Bram Bogart Belgium, b. 1921

Bram Bogart, 1921-2012, was dedicated to exploring the materiality of paint. Like Burri and Fontana, he challenged and blurred traditional notions of painting and sculpture, building three dimensional paintings comprised of mostly natural ingredients including various oils, glue, pigment, powdered chalk, and water. This investigation into the sculptural possibilities of paint led him to use increasingly thick layers, to create nuanced textural surface, exploring balance and disorder, tension and calm, two- and three-dimensionality, colour and structure.
 
Bogart refused to be pigeon holed into any school or grouping yet he was an artists' artist, exchanging works with his contemporaries Schoonhoven and Fontana. Where Fontana broke the plane by slashing and gauging, Bogart, more than any other pushed outwards towards the viewer, using paint as a sculptural medium. As a young man his heroes were Rembrandt, Permeke and Van Gogh, and later on inspiration came from Mondrian and Van Der Leck. This lineage of lowland painters is very much evident in his work. 1960 was the last year Bogart was able to use stretched canvas before the paint became too heavy, requiring thereafter the use of reinforced wooden supports.

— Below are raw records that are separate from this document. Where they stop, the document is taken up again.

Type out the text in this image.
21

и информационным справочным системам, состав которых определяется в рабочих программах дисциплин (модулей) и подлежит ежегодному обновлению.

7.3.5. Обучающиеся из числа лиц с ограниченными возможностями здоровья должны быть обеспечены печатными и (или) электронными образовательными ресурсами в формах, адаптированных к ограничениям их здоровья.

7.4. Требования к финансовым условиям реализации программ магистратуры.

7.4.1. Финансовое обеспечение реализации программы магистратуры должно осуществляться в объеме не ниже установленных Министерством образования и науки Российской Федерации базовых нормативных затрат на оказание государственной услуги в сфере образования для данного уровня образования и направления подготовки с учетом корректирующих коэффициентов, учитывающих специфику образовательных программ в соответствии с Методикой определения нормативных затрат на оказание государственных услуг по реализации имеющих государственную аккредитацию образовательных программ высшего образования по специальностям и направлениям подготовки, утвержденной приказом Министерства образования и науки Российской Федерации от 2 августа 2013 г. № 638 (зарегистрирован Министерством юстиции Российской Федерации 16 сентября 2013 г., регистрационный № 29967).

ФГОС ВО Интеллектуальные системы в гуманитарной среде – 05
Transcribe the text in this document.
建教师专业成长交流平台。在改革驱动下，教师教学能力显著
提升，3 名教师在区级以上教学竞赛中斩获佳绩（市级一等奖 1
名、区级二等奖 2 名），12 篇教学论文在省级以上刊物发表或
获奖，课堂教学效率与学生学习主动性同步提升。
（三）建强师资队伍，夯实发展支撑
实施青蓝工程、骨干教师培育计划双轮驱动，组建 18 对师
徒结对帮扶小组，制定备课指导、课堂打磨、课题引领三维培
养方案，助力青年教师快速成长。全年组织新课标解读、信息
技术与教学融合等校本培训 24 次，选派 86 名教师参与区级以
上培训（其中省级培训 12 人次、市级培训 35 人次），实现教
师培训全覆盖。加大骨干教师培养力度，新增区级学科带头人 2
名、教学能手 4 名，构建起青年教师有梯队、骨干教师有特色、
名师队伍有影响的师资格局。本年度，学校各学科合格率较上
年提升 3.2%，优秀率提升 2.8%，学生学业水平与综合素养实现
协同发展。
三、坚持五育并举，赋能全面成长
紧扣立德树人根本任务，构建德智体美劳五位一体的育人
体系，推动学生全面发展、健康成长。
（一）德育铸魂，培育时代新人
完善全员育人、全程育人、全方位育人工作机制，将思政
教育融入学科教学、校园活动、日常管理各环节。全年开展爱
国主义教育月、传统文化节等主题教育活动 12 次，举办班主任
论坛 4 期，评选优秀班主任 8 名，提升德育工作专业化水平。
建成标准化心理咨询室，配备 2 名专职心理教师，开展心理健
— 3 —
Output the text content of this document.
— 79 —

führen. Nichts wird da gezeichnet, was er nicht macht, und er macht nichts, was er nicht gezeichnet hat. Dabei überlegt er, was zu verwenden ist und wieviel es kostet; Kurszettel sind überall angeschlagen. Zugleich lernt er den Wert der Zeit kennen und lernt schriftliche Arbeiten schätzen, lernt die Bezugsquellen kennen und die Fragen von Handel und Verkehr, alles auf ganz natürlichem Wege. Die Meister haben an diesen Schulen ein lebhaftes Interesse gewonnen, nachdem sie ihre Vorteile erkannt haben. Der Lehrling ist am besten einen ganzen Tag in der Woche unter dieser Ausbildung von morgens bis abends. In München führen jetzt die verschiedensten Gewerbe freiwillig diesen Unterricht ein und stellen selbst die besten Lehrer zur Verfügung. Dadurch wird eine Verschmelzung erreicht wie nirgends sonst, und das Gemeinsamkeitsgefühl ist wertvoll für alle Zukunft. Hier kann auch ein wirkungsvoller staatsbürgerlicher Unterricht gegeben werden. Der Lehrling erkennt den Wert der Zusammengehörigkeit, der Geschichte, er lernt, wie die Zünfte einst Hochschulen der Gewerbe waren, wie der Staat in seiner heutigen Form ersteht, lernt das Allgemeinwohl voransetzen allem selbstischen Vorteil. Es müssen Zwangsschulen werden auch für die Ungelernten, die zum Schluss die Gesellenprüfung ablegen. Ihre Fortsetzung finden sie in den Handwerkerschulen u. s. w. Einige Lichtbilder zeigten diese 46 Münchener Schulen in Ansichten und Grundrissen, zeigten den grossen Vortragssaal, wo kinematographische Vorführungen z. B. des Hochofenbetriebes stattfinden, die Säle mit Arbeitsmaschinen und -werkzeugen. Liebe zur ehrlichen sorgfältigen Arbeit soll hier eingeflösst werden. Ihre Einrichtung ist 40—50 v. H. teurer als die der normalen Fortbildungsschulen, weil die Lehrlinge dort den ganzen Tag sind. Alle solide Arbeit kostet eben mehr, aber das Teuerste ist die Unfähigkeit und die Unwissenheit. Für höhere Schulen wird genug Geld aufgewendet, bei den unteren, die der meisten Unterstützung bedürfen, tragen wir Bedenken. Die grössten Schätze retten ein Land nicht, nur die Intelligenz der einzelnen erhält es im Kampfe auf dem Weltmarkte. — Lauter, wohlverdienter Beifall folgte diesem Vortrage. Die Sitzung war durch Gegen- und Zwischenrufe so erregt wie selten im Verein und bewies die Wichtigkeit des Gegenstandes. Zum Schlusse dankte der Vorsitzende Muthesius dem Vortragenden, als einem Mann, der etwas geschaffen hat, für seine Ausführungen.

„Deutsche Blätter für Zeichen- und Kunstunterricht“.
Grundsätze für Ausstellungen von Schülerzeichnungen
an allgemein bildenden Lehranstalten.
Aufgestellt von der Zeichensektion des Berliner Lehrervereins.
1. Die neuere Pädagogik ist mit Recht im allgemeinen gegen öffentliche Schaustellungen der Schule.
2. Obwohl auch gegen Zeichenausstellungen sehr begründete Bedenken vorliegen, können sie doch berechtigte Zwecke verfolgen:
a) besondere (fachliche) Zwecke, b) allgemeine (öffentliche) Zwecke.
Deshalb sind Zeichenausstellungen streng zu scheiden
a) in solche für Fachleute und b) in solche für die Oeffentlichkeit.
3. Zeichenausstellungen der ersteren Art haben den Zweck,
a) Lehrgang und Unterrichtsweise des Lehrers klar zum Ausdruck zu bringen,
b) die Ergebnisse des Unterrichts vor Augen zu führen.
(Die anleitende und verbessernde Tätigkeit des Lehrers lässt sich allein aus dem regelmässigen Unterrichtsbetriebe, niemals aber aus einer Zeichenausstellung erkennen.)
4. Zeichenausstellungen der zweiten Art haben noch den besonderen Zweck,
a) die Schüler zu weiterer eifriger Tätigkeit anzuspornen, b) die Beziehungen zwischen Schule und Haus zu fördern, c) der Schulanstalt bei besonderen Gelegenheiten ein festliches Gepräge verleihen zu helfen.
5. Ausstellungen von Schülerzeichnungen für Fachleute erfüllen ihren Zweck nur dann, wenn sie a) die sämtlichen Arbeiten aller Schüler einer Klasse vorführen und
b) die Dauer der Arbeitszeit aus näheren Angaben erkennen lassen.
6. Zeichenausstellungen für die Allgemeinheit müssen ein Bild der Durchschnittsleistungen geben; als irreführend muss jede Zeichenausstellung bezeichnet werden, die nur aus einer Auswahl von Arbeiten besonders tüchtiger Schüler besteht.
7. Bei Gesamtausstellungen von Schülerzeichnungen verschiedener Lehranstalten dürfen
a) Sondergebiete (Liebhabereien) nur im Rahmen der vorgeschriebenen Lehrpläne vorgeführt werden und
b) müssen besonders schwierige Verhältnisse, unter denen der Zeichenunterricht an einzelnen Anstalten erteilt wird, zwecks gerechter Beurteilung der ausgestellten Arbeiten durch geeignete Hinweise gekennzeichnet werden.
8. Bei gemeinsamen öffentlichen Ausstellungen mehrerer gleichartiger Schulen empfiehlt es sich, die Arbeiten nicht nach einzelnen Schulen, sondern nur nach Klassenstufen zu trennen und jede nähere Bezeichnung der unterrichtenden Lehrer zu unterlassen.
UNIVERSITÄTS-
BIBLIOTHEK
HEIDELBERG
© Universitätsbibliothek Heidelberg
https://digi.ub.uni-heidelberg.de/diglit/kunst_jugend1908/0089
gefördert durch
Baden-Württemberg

From mid 1961 on, Bogart starts to paint on the floora and the works begin to look like his hero and fellow countryman Van Gogh's brush strokes, but enlarged a thousand fold. This golden period lasts until about 1965 producing some of his most outstanding contributions to the history of painting.
 
When first confronted with a Bogart, the effect is immediate. In 1965 Fontana wrote 'For many years now I've met the painter Bogart in Paris, and yet I can not forget the impression that I had when watching his paintings the first time when I saw them in his studio'. Previously, in 1959 after exhibiting with Bogart, Niki de Saint Phalle was so blown away by the pregnancy of the white surface of his painting 'Reine des Tauraux' that she was inspired to create her famous shotgun paintings where she violently pierced thick plaster, releasing coloured paint buried within. I personally will never forget seeing them for the first time aged about twelve and immediately rushing off to make my own versions with pigment and poly filler. Bogart makes you want to paint. His works sometimes feel like they were created by an aesthetically astute giant with a suitably large range of utensils for flattening, extruding and brushing cake icing. New observers seem to search for comparisons like this, trying to make sense of the volumus matter, the like of which they may not have encountered. For the most part Bogarts are made of solid home made paint, the colour within and on the surface, referred to by Wim Beeren, Director of Museum Boijmans as a 'concretion of colour', a sort of structural polychromy, rendering the painting not merely abstract colour/s but abstract coloured structure.
 
To understand the progression of Bogart's paintings one can think of them in terms of a linear, logical almost inevitable progression of the exploration of his medium.

Bogart represented Belgium at Venice Biennale in 1971 and has exhibited widely across Europe from the 1940s onwards, at private galleries and museums. His first solo exhibition in the UK was held at Gimpel Fils Gallery, London, in 1958. Further solo exhibitions include: Musée Boymans-van Beuningen, Rotterdam, Netherlands (1959 and 1984); Palais des Beaux-Arts, Brussels, Belgium (1964 and 1973); Stedelijk Museum, Netherlands (1967); Badischer Kunstverein, Karlsruhe, Germany (1972); Fondation Veranneman, Kruishoutem, Belgium (1985); PMMK Museum of Contemporary Art, Ostend, Belgium (touring) (1995); Fine Art Society, London (2006); Bernard Jacobsen, London (2007 and 2009); Cobra Museum, Netherlands (2012), Vigo Gallery, London (2017) and White Cube, London (2020). His works feature in the collections of many important private collections and museums, including Tate Modern, London, which acquired four works through Vigo Gallery in 2015.